What I would probably do is find a news website for home robotics producers- a trade magazine is what used to fill this niche, and might still do so- to have a good idea of how relative companies are doing. This looks like a promising place to start, but that gets you as informed as similar investors, and you’d like to be more informed.
Then, try to keep a portfolio that’s fairly balanced in all noteworthy home robotics companies. I’d probably go the ‘buy and hold’ route- try and keep your portfolio roughly apportioned relative to market share by buying up shares of companies underrepresented in your portfolio every month. This is the ‘indexing’ approach- basically, you trust that the home robotics market as a whole will go up, and that the market is better at predicting who will go up than you will.
If you’re more confident in your ability to predict trends, you want to hold companies relative to their expected market share at the end of your trading period- to use an old example, the first strategy would have you holding lots of Blockbuster and some Netflix and the second strategy would have you holding lots of Netflix and some Blockbuster.
There is a giant obstacle here, though, which is that a large part of the stock price is determined by the financials of the company, which take a relatively large investment of time and energy to understand. If you’re indexing, you basically offload this work to other investors; if you do it yourself, you can have a decent idea of what the companies are worth on the books, and then adjust by your estimate of how well they’ll do in the near future.
If I was keeping my porfolio indexed to the market, wouldn’t I be selling Blockbuster shares each month as Blockbuster lost market share? Why would I end up holding lots of Blockbuster?
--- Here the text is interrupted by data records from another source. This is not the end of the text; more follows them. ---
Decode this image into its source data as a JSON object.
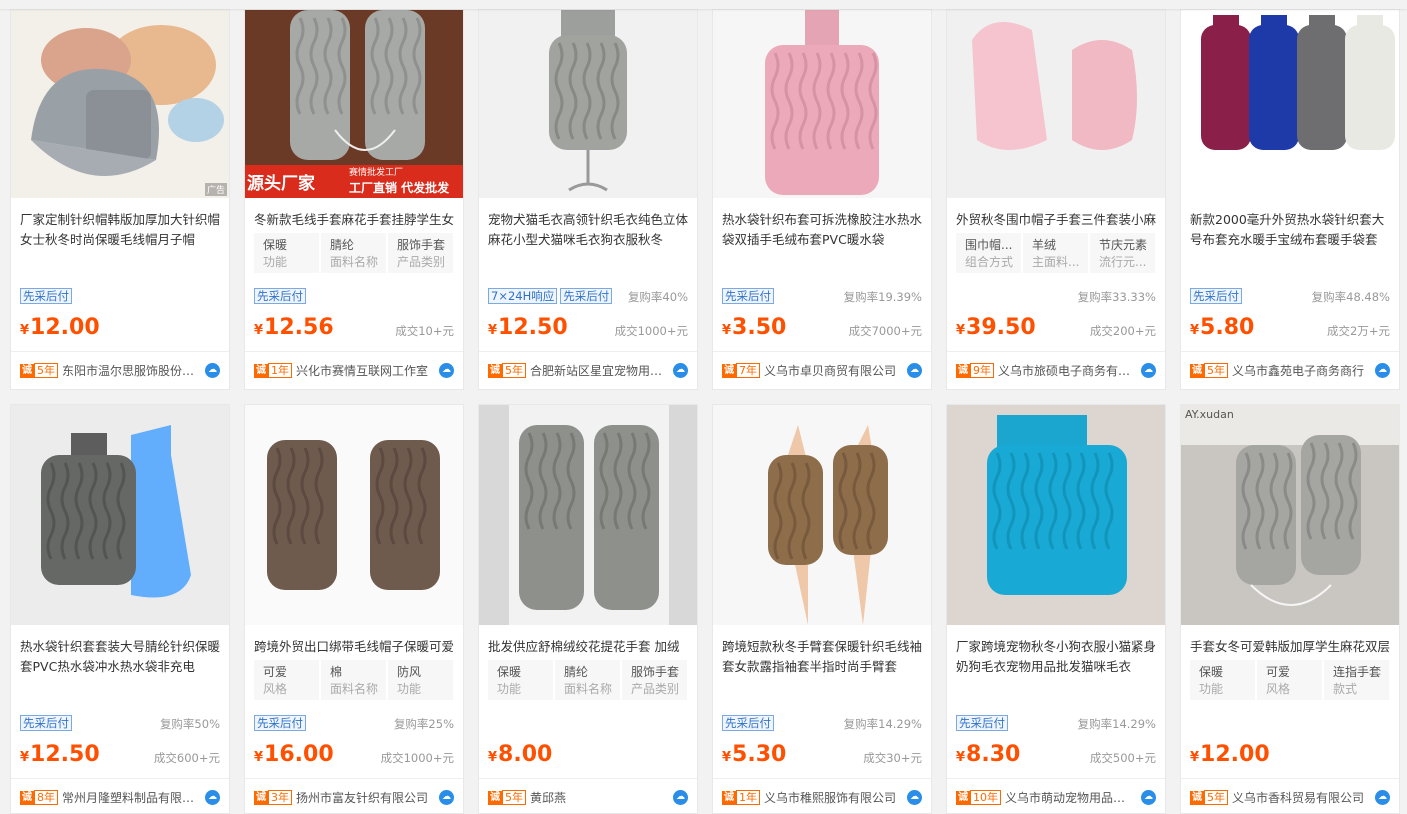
{
  "colors": {
    "price": "#ff5000",
    "tag": "#3072c8",
    "badge": "#ff6a00",
    "wangwang": "#2a8ee8"
  },
  "labels": {
    "currency": "¥",
    "cheng_badge": "诚",
    "ad": "广告"
  },
  "products": [
    {
      "title": "厂家定制针织帽韩版加厚加大针织帽女士秋冬时尚保暖毛线帽月子帽",
      "attrs": [],
      "tags": [
        "先采后付"
      ],
      "rebuy": "",
      "price": "12.00",
      "sold": "",
      "years": "5年",
      "shop": "东阳市温尔思服饰股份有限公司",
      "image": "beanie-icon",
      "ad": true
    },
    {
      "title": "冬新款毛线手套麻花手套挂脖学生女",
      "attrs": [
        {
          "v": "保暖",
          "k": "功能"
        },
        {
          "v": "腈纶",
          "k": "面料名称"
        },
        {
          "v": "服饰手套",
          "k": "产品类别"
        }
      ],
      "tags": [
        "先采后付"
      ],
      "rebuy": "",
      "price": "12.56",
      "sold": "成交10+元",
      "years": "1年",
      "shop": "兴化市赛情互联网工作室",
      "image": "mitten-icon",
      "banner": {
        "a": "源头厂家",
        "b": "赛情批发工厂",
        "c": "工厂直销  代发批发"
      }
    },
    {
      "title": "宠物犬猫毛衣高领针织毛衣纯色立体麻花小型犬猫咪毛衣狗衣服秋冬",
      "attrs": [],
      "tags": [
        "7×24H响应",
        "先采后付"
      ],
      "rebuy": "复购率40%",
      "price": "12.50",
      "sold": "成交1000+元",
      "years": "5年",
      "shop": "合肥新站区星宜宠物用品店",
      "image": "pet-sweater-icon"
    },
    {
      "title": "热水袋针织布套可拆洗橡胶注水热水袋双插手毛绒布套PVC暖水袋",
      "attrs": [],
      "tags": [
        "先采后付"
      ],
      "rebuy": "复购率19.39%",
      "price": "3.50",
      "sold": "成交7000+元",
      "years": "7年",
      "shop": "义乌市卓贝商贸有限公司",
      "image": "hot-water-bag-icon"
    },
    {
      "title": "外贸秋冬围巾帽子手套三件套装小麻",
      "attrs": [
        {
          "v": "围巾帽...",
          "k": "组合方式"
        },
        {
          "v": "羊绒",
          "k": "主面料..."
        },
        {
          "v": "节庆元素",
          "k": "流行元..."
        }
      ],
      "tags": [],
      "rebuy": "复购率33.33%",
      "price": "39.50",
      "sold": "成交200+元",
      "years": "9年",
      "shop": "义乌市旅硕电子商务有限公司",
      "image": "pink-set-icon"
    },
    {
      "title": "新款2000毫升外贸热水袋针织套大号布套充水暖手宝绒布套暖手袋套",
      "attrs": [],
      "tags": [
        "先采后付"
      ],
      "rebuy": "复购率48.48%",
      "price": "5.80",
      "sold": "成交2万+元",
      "years": "5年",
      "shop": "义乌市鑫苑电子商务商行",
      "image": "colored-bags-icon"
    },
    {
      "title": "热水袋针织套套装大号腈纶针织保暖套PVC热水袋冲水热水袋非充电",
      "attrs": [],
      "tags": [
        "先采后付"
      ],
      "rebuy": "复购率50%",
      "price": "12.50",
      "sold": "成交600+元",
      "years": "8年",
      "shop": "常州月隆塑料制品有限公司",
      "image": "gray-bag-icon"
    },
    {
      "title": "跨境外贸出口绑带毛线帽子保暖可爱",
      "attrs": [
        {
          "v": "可爱",
          "k": "风格"
        },
        {
          "v": "棉",
          "k": "面料名称"
        },
        {
          "v": "防风",
          "k": "功能"
        }
      ],
      "tags": [
        "先采后付"
      ],
      "rebuy": "复购率25%",
      "price": "16.00",
      "sold": "成交1000+元",
      "years": "3年",
      "shop": "扬州市富友针织有限公司",
      "image": "brown-mittens-icon"
    },
    {
      "title": "批发供应舒棉绒绞花提花手套 加绒加",
      "attrs": [
        {
          "v": "保暖",
          "k": "功能"
        },
        {
          "v": "腈纶",
          "k": "面料名称"
        },
        {
          "v": "服饰手套",
          "k": "产品类别"
        }
      ],
      "tags": [],
      "rebuy": "",
      "price": "8.00",
      "sold": "",
      "years": "5年",
      "shop": "黄邱燕",
      "image": "gray-mittens-icon"
    },
    {
      "title": "跨境短款秋冬手臂套保暖针织毛线袖套女款露指袖套半指时尚手臂套",
      "attrs": [],
      "tags": [
        "先采后付"
      ],
      "rebuy": "复购率14.29%",
      "price": "5.30",
      "sold": "成交30+元",
      "years": "1年",
      "shop": "义乌市稚熙服饰有限公司",
      "image": "arm-warmer-icon"
    },
    {
      "title": "厂家跨境宠物秋冬小狗衣服小猫紧身奶狗毛衣宠物用品批发猫咪毛衣",
      "attrs": [],
      "tags": [
        "先采后付"
      ],
      "rebuy": "复购率14.29%",
      "price": "8.30",
      "sold": "成交500+元",
      "years": "10年",
      "shop": "义乌市萌动宠物用品有限公司",
      "image": "blue-sweater-icon"
    },
    {
      "title": "手套女冬可爱韩版加厚学生麻花双层",
      "attrs": [
        {
          "v": "保暖",
          "k": "功能"
        },
        {
          "v": "可爱",
          "k": "风格"
        },
        {
          "v": "连指手套",
          "k": "款式"
        }
      ],
      "tags": [],
      "rebuy": "",
      "price": "12.00",
      "sold": "",
      "years": "5年",
      "shop": "义乌市香科贸易有限公司",
      "image": "gray-mittens-string-icon",
      "watermark": "AY.xudan"
    }
  ]
}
I apologize, I was unclear; I’m recommending ‘buy and hold indexing’ where you correct imbalances by buying the stocks you have less of with new investment income, rather than correcting imbalances by selling stocks you have too much of to buy stocks you have too little of. This is a good way to invest for individual investors who have a constant influx of investment funds and who pay trading fees that are a large percentage of their order sizes.
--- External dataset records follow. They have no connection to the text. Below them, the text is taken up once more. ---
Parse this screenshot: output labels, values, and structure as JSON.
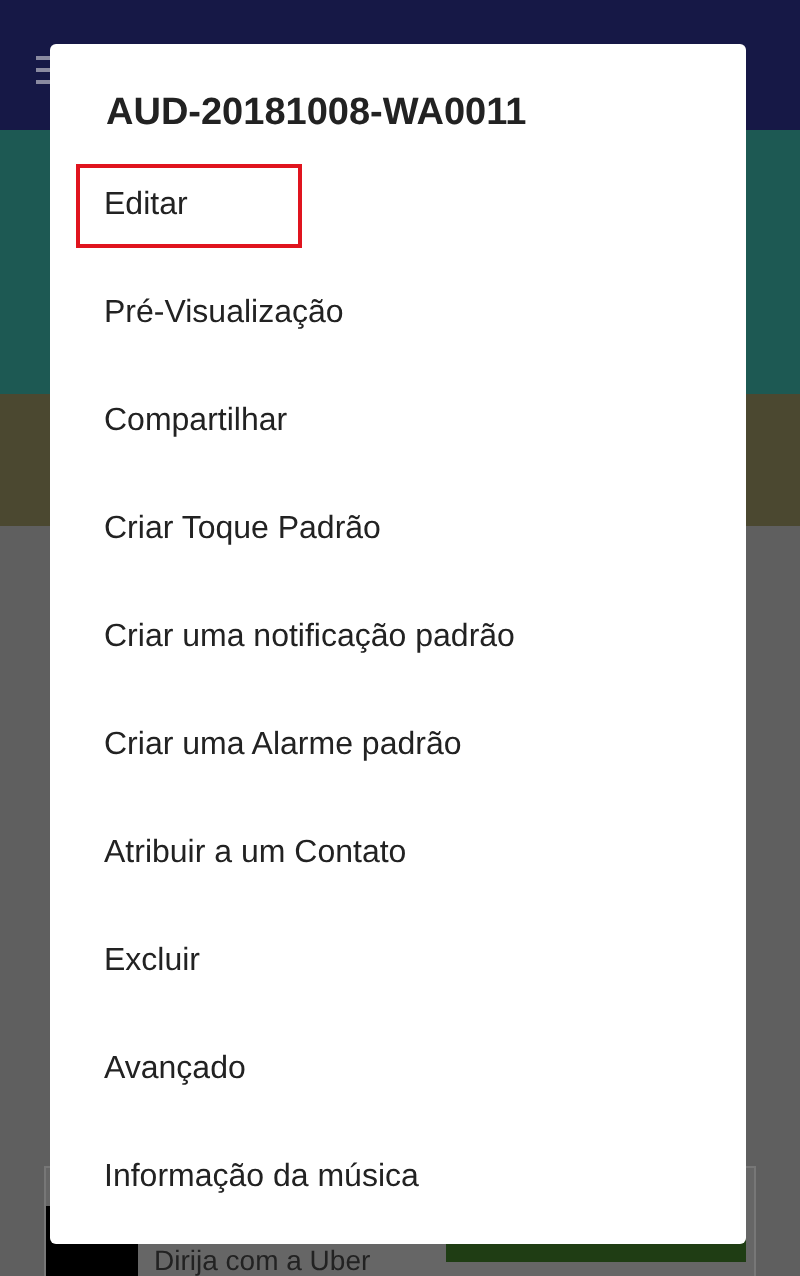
{
  "dialog": {
    "title": "AUD-20181008-WA0011",
    "items": [
      {
        "label": "Editar",
        "highlighted": true
      },
      {
        "label": "Pré-Visualização",
        "highlighted": false
      },
      {
        "label": "Compartilhar",
        "highlighted": false
      },
      {
        "label": "Criar Toque Padrão",
        "highlighted": false
      },
      {
        "label": "Criar uma notificação padrão",
        "highlighted": false
      },
      {
        "label": "Criar uma Alarme padrão",
        "highlighted": false
      },
      {
        "label": "Atribuir a um Contato",
        "highlighted": false
      },
      {
        "label": "Excluir",
        "highlighted": false
      },
      {
        "label": "Avançado",
        "highlighted": false
      },
      {
        "label": "Informação da música",
        "highlighted": false
      }
    ]
  },
  "ad": {
    "text": "Dirija com a Uber"
  }
}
If you have a large pool of capital that you begin with, or you want to actively manage money you’ve already invested, then you may want to actively correct imbalances. It’s helpful to work out the expected value of a rebalancing trade, and make sure that’s larger than the fees you pay (and you may decide to only rebalance once it gets above some larger threshold). Here, you do end up with mostly Netflix- but you bought a lot of Blockbuster when it was expensive, and sold it when it was cheap, whereas the projection investor who knew that Netflix was going to worth 30 times what Blockbuster would be would have put 3% of their money into Blockbuster and 97% into Netflix, and so the majority of their current shares would come from when they put a lot of money into cheap Netflix stock. I haven’t heard about that sort of projection investing playing well with rebalancing- and if I remember correctly, it was designed for allocating a large pool which you have complete access to, rather than doing dollar cost averaging with a constant income stream.